Wednesday, October 6, 2021
45 minutes from Blackwater Falls State Park, driving through Canaan Valley, is the Dolly Sods Wilderness Area. I am on a photography workshop with Mark Zablotsky (https://www.markzphotoworkshops.com) exploring West Virginia. The weather has been for rain the entire week, so I guess we were lucky to be confronted by heavy fog. By the time we got to the gravel road leading up the east side of the Dolly Sods Wilderness Area, we could barely see 10 feet in front of us. We crept up the narrow road hoping no one was coming down in the dark. Our goal was to catch the sunrise from the top of Bear Rocks, but that was not to be. Finally at the top, we pulled into a parking lot that was filled. I think most were photographers like us, but there were also hikers and probably others who just wanted to see the area.
“Dolly Sods is a rocky, high-altitude plateau with sweeping vistas and lifeforms normally found much farther north in Canada. To the north, the distinctive landscape of “the Sods” is characterized by stunted (“flagged”) trees, wind-carved boulders, heath barrens, grassy meadows created in the last century by logging and fires, and sphagnum bogs that are much older. To the south, a dense cove forest occupies the branched canyon excavated by the North Fork of Red Creek.”
“The name derives from an 18th-century German homesteading family — the Dahles — and a local term for an open mountaintop meadow — a “sods“. From Wikipedia. The wilderness area covers 17,300 acres just north of Seneca Rocks. There are some 47 miles (76 km) of hiking trails within the DSW (see below), many situated along the courses of abandoned railroad grades and old logging roads. The premier viewpoint within the Wilderness, affording a vista of the entire Red Creek drainage, is at a set of rocky crags known as Lion’s Head Rock. It is reached by an almost three-mile climb from the nearest road. The last quarter mile is an eight-foot-wide bench (an old railroad grade) in the side of an otherwise steep slope. Like the cliffs constituting the eastern edge of the Sods at Rohrbaugh Plains, Lion’s Head Rock consists of a mixture of sandstone and conglomerate. The Northland Loop Trail is a 0.3 mile interpretive trail just south of Red Creek Campground on FS Rt 75 which accesses Alder Run Bog a typical, and much studied, northern bog or southern muskeg.[6]” From https://en.wikipedia.org/wiki/Dolly_Sods_Wilderness.

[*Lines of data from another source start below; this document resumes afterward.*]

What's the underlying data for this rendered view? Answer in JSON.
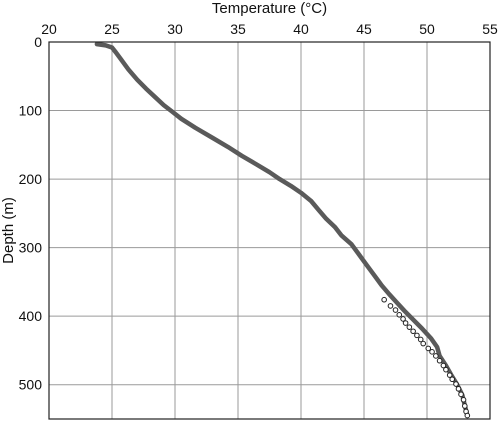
{
  "chart_data": {
    "type": "line",
    "title": "",
    "xlabel": "Temperature (°C)",
    "ylabel": "Depth (m)",
    "x_axis_position": "top",
    "y_axis_inverted": true,
    "xlim": [
      20,
      55
    ],
    "ylim": [
      0,
      550
    ],
    "xticks": [
      20,
      25,
      30,
      35,
      40,
      45,
      50,
      55
    ],
    "yticks": [
      0,
      100,
      200,
      300,
      400,
      500
    ],
    "grid": true,
    "legend": "none",
    "colors": {
      "line": "#5a5a5a",
      "markers": "#222222",
      "grid": "#9a9a9a",
      "frame": "#222222"
    },
    "series": [
      {
        "type": "line",
        "points": [
          [
            23.8,
            3
          ],
          [
            24.5,
            5
          ],
          [
            25.0,
            8
          ],
          [
            25.3,
            15
          ],
          [
            25.7,
            25
          ],
          [
            26.3,
            40
          ],
          [
            27.0,
            55
          ],
          [
            27.7,
            68
          ],
          [
            28.4,
            80
          ],
          [
            29.1,
            92
          ],
          [
            29.8,
            102
          ],
          [
            30.5,
            112
          ],
          [
            31.6,
            125
          ],
          [
            33.0,
            140
          ],
          [
            34.2,
            153
          ],
          [
            35.3,
            166
          ],
          [
            36.6,
            180
          ],
          [
            37.5,
            190
          ],
          [
            38.3,
            200
          ],
          [
            39.2,
            210
          ],
          [
            40.0,
            220
          ],
          [
            40.8,
            232
          ],
          [
            41.4,
            245
          ],
          [
            42.0,
            258
          ],
          [
            42.7,
            270
          ],
          [
            43.2,
            282
          ],
          [
            44.0,
            295
          ],
          [
            44.6,
            310
          ],
          [
            45.2,
            325
          ],
          [
            45.8,
            340
          ],
          [
            46.4,
            355
          ],
          [
            47.0,
            368
          ],
          [
            47.6,
            380
          ],
          [
            48.2,
            392
          ],
          [
            48.9,
            405
          ],
          [
            49.6,
            418
          ],
          [
            50.3,
            432
          ],
          [
            50.8,
            445
          ],
          [
            51.0,
            458
          ],
          [
            51.5,
            472
          ],
          [
            51.9,
            485
          ],
          [
            52.4,
            500
          ],
          [
            52.8,
            515
          ],
          [
            53.0,
            530
          ],
          [
            53.2,
            545
          ]
        ]
      },
      {
        "type": "scatter",
        "points": [
          [
            46.6,
            376
          ],
          [
            47.1,
            385
          ],
          [
            47.5,
            391
          ],
          [
            47.8,
            398
          ],
          [
            48.1,
            404
          ],
          [
            48.3,
            410
          ],
          [
            48.6,
            416
          ],
          [
            48.9,
            422
          ],
          [
            49.2,
            428
          ],
          [
            49.5,
            434
          ],
          [
            49.7,
            440
          ],
          [
            50.1,
            447
          ],
          [
            50.4,
            452
          ],
          [
            50.7,
            458
          ],
          [
            51.0,
            465
          ],
          [
            51.3,
            472
          ],
          [
            51.5,
            478
          ],
          [
            51.8,
            486
          ],
          [
            52.0,
            492
          ],
          [
            52.3,
            499
          ],
          [
            52.5,
            506
          ],
          [
            52.7,
            514
          ],
          [
            52.9,
            522
          ],
          [
            53.0,
            531
          ],
          [
            53.1,
            539
          ],
          [
            53.2,
            545
          ]
        ]
      }
    ]
  }
}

As we waited in the parking area, we talked with others about when or if the fog might lift. A young lady had a drone, and she sent it up to try to get above the fog, but she could not. She got nervous when it went out of sight, lost in the fog. She was afraid it might not find its way back. I enjoyed talking with a gentleman who had camped at the campground a mile or so back down the road. He said he slept in his car, a Subaru SUV. Looking at the small vehicle, I couldn’t quite imagine, but as he talked about not want to drive up here in the dark, I asked if I could see. He smiled and opened up the back of the car. Using someone else’s design, He had built a wooden camping frame, including a pull-out table and cutting board, storage area, shelves with a rechargeable battery. He was quite proud of his Exbed mattress that he said is just like sleeping at home. He also has a tent that fits over the back so he can leave the hatchback open. I thought it was very cool, especially for a place like this.




After the sun came up, the fog was still socked in, so we decided to walk around the bog and take pictures. I thought it a good time to use my Zeiss macro lens. I have not used it because I couldn’t get it to work. Kevin had the same issue, so Mark showed us we had to have it set to the red number on the manual F-stop ring. I had such a good time wandering the waist-high bushy mountain top that I got lost in the fog. With everything looking exactly the same, I wasn’t sure where I was. There were paths, so I followed one to a big sign describing the area and turned left down the hill when I heard Mark calling out to me from the other direction. I yelled back and headed toward his voice. It took a few more yells to get me back to the parking lot. A gentleman said I was lucky. It is so easy to get lost up here in the fog. Heading back down the road, I promised myself to come back as this is a very special place…..and we could barely see anything.
On our way down the mountain, we came upon a young man standing beside his white van that had one wheel stuck in a deep ditch. He said a guy ran him off the road and never stopped. We had no tow rope, but Mark said he saw a similar problem last year and found a truck shop that could help him. We would send help. I think it was Oakdale Repair shop with trucks and cars all over the lot. Two nice young men inside decided who would go, nodded and agreed to head up the mountain. Thanking them, we headed back to Blackwater Falls State Park.